Thanks…I will have a look for that book anything that can help is worth a shot! We are in the UK.

I am concerned that you and your friend cannot go out together any more, that mum’s needs are continually affecting yours. However hard your friend wants mum not to get any worse, she is on a down hill slide,and it is time for so one else to be involved with mum’s care. It will be you persuading your friend that it’s now time, a difficult conversation.

Best thing to do is to ask your friend how you can help and what she would find useful. When you are caring for someone with dementia the last thing you need to add your load is well meaning comments and advice from other people. You could also take a look at the Alzheimers Website - they have loads of brilliant downloads on every single aspect of dementia (not just Alzheimers) . Send your friend some links -if she wants them.
Totally agree with comment about not judging unless you have worn your friends shoes!!!

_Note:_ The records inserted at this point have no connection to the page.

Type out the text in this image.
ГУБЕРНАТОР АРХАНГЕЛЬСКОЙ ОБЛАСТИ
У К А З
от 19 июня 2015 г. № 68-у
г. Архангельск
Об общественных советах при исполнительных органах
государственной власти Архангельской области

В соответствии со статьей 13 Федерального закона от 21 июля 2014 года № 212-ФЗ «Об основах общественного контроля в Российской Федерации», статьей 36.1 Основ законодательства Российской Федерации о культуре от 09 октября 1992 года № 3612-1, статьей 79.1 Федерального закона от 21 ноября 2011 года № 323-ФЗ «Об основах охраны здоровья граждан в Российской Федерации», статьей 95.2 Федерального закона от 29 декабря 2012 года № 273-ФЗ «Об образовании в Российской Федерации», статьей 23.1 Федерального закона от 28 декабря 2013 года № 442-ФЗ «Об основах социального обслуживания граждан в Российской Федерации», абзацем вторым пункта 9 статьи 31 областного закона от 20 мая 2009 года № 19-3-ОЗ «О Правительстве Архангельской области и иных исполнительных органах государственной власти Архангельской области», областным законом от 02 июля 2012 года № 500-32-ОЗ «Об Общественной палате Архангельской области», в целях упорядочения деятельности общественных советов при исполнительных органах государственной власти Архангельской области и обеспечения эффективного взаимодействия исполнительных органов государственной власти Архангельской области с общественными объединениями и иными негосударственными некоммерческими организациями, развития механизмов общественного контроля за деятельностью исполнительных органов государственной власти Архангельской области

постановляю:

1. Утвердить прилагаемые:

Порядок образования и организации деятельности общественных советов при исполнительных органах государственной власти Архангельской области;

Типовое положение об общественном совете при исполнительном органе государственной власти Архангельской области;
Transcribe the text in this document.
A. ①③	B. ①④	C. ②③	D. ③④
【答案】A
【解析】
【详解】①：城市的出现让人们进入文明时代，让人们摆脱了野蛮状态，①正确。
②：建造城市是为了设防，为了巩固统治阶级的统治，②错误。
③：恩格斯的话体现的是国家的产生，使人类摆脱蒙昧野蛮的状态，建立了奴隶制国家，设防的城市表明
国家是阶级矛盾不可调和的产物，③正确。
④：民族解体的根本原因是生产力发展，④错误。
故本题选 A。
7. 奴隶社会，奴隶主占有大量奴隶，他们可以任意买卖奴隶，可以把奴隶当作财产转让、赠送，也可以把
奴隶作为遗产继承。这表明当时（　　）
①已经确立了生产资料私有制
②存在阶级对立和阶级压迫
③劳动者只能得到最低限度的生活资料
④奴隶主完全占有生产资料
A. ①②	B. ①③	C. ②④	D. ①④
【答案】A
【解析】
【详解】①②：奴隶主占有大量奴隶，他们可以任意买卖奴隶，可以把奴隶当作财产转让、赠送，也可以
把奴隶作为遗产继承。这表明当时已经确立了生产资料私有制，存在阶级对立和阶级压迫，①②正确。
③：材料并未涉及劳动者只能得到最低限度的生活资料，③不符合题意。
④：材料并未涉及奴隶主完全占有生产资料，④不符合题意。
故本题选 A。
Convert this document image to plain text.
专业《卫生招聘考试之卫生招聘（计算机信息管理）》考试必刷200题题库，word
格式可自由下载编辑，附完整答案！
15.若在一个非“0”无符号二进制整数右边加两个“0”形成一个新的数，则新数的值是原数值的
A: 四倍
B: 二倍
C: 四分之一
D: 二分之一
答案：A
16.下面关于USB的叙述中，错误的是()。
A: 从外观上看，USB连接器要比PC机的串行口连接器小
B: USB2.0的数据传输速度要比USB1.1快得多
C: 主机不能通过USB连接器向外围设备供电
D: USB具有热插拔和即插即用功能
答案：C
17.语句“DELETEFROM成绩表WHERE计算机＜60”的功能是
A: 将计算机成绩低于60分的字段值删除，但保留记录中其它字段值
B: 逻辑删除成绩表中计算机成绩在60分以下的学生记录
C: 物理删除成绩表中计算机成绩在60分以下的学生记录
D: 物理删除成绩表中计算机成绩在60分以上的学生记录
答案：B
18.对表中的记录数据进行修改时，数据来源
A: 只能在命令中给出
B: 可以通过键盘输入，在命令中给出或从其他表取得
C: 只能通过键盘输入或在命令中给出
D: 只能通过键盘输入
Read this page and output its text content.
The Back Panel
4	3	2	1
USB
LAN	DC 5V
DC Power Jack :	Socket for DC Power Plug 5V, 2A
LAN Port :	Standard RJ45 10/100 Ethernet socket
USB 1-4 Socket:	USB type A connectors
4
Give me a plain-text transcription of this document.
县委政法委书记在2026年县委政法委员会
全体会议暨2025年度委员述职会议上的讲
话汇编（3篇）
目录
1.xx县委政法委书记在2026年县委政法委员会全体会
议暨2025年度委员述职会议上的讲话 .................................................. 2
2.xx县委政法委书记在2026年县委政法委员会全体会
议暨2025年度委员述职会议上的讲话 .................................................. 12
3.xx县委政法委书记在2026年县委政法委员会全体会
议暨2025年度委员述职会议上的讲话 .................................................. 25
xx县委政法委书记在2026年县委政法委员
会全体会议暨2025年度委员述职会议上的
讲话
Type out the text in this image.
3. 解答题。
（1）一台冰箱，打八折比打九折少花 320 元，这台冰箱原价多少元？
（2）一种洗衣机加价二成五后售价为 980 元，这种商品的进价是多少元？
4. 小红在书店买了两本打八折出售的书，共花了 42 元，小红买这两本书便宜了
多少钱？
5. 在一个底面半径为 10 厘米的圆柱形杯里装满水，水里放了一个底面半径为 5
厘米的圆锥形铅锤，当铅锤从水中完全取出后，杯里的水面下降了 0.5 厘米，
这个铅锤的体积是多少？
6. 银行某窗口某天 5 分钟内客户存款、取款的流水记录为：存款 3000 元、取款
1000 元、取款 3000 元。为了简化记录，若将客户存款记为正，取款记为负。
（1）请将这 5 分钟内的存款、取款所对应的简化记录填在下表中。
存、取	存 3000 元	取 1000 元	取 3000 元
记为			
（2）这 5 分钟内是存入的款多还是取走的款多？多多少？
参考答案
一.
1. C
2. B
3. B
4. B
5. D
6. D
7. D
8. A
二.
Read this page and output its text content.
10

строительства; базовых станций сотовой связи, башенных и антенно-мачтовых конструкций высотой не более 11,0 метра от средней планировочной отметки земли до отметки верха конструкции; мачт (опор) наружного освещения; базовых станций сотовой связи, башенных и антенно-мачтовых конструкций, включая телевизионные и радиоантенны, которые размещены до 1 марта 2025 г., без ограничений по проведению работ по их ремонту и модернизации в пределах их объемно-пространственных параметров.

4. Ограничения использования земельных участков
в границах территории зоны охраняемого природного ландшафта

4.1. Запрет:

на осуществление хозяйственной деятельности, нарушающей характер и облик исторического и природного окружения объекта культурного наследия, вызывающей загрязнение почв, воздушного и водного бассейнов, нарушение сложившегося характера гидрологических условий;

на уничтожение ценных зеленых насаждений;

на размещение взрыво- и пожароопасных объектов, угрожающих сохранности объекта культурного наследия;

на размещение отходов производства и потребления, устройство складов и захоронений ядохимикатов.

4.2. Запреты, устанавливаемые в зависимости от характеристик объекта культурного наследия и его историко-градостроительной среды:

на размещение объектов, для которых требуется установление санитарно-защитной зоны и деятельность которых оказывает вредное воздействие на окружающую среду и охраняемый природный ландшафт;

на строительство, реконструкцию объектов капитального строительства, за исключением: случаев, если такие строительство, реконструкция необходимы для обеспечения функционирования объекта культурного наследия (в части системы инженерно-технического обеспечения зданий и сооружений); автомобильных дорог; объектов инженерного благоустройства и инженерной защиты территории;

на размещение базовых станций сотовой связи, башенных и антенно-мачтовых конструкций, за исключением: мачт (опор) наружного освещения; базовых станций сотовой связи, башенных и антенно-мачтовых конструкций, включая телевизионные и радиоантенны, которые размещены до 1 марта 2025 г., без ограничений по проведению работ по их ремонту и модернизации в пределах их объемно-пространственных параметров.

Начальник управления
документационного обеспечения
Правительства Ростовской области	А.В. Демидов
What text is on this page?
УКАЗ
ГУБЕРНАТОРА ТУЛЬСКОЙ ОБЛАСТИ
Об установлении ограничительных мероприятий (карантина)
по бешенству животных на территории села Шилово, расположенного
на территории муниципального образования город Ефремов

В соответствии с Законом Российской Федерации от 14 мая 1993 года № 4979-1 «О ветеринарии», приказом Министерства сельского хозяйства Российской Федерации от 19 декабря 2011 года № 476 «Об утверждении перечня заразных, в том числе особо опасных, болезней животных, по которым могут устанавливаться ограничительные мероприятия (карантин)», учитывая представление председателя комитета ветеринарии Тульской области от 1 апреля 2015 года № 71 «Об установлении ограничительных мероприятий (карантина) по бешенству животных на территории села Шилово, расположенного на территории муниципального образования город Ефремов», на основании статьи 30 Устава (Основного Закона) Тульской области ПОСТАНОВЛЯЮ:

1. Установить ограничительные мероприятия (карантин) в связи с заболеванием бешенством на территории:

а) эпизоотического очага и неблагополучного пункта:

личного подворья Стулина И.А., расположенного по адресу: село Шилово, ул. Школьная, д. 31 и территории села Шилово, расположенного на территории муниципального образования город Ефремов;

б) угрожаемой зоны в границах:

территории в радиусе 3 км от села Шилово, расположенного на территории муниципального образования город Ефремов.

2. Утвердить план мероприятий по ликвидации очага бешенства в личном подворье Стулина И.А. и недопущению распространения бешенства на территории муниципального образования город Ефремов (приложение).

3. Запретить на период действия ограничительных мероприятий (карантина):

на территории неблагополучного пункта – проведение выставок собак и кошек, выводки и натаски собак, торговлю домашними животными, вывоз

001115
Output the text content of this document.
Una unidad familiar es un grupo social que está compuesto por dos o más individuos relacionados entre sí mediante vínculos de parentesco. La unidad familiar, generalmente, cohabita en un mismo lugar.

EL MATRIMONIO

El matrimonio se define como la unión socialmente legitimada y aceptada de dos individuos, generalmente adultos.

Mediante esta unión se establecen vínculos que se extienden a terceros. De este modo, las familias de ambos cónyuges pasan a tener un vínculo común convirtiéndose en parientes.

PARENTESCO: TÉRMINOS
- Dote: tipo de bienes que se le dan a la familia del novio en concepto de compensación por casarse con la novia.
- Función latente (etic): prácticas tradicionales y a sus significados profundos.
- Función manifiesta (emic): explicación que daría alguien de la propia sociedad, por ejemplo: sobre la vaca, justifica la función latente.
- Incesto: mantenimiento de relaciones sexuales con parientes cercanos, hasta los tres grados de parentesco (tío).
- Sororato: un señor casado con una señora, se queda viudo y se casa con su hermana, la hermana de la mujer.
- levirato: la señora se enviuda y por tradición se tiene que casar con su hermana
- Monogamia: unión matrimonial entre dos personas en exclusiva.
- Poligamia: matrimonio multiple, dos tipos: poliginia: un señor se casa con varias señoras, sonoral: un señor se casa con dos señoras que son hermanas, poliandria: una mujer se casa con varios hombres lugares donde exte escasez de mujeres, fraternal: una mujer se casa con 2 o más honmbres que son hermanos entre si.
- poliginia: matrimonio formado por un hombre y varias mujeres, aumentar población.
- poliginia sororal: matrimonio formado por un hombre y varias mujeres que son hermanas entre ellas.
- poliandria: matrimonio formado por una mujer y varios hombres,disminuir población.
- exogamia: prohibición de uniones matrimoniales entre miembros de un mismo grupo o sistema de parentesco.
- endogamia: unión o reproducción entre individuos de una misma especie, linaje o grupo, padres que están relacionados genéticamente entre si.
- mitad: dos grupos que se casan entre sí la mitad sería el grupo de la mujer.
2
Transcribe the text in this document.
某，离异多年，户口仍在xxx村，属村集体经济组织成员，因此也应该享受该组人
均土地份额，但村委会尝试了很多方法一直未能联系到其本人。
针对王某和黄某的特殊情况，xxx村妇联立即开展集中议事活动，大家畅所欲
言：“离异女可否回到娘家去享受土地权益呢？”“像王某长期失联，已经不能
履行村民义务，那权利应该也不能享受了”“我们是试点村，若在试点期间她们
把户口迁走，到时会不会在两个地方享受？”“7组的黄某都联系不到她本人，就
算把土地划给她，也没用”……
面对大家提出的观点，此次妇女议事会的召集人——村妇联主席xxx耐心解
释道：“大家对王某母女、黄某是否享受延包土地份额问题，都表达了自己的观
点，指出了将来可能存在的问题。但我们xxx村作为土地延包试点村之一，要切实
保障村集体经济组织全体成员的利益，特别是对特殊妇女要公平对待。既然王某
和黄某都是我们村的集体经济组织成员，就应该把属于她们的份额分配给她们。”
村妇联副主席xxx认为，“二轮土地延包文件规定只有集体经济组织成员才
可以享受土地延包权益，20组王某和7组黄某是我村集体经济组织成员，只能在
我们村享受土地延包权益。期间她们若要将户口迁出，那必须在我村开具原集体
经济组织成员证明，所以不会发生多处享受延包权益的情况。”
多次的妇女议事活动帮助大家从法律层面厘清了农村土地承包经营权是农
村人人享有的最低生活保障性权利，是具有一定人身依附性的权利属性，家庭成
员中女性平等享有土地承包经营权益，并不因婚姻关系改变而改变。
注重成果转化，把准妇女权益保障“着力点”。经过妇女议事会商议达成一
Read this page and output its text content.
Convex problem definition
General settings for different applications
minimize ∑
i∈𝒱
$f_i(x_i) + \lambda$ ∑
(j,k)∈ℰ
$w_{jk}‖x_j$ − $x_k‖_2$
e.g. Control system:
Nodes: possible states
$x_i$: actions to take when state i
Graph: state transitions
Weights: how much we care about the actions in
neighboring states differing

On the other hand, Robin is living with someone else’s mum and providing significant amounts of care himself for mum. He is not a Helicopter relative dropping in occasionally.
I think that he is entitled to say that he is concerned about the impact mum is having on not just his friend’s life, but him too. They need to recharge their batteries, have some fun going out together, not as individuals.
This can only be achieved by introducing someone else into the household who can support both of them. Maybe first to provide domestic assistance so she and mum get to know each other, and gradually increase her presence into the home, slowly and carefully.

Sorry I didn’t know the full background.

Thank you it’s good to talk to people who get it…I think you are probably right about needing a little bit of help out with us. Her mum has always been quite a shy person and socially anxious. She would worry all week at the thought of any kind of appointment, a meter reading, plumber, paper boy etc. So I think we have always had that in mind and tried to keep those interactions to a minimum naturally.
I think she’s almost at the stage where she won’t really know enough to worry about someone other than us being around.

Thanks…I am absolutely not judging my friend that’s the last thing I would think about. I love and care for her and have total compassion for the situation. I live with my friend and her mum and have done for the last 2 years. The main reason for that is to be there for them and alleviate some pressure from my friend. Although I realise how much more difficult and hard it must be to loose your own mother to dementia, for the rest of it I do walk in her shoes. We both have work commitments but I do spend the most time with her mum. I stay at home to let her get time away, days, nights holidays etc.

Thank you really appreciate the advice!


Sometimes, a relative just needs “permission” to say “I’m exhausted, I have nothing else to give, I just can’t do this any more”. My counsellor gave me the permission I needed to admit that, when everyone else expected me to do more, and more, and more.
Your friend may feel a “failure” but it’s not her that’s failed, or you, dementia is a dreadful, horrible disease.

Thank you so much, I think I needed to hear that…I’m not after a pat on the back or anything but its reassuring to hear someone else think that I am doing something right towards helping this situation for my friends mum and for my friend. I really do try my best to be there for them in any way I can…of course I’m human and far from perfect and probably make countless mistakes. With every new challenge brought on with the dementia, I try to understand it and find a way to adjust and deal with it in a compassionate way.
I have taken your advice and dropped a couple of things into conversation with my friend…I put it to her as a question I was wondering about myself and we talked through some resolutions and better ways to deal with stuff. I definitely feel it was a positive thing and we will be able to communicate about things better and openly as we go on…fingers crossed eh!
Thank you again!

No worries at all…we are all here just trying to understand the same things and dealing with similar struggles after all. Thanks for the links they’ve been helpful!

I changed my user name on the off chance my friend would recognise this as me and be hurt at me moaning!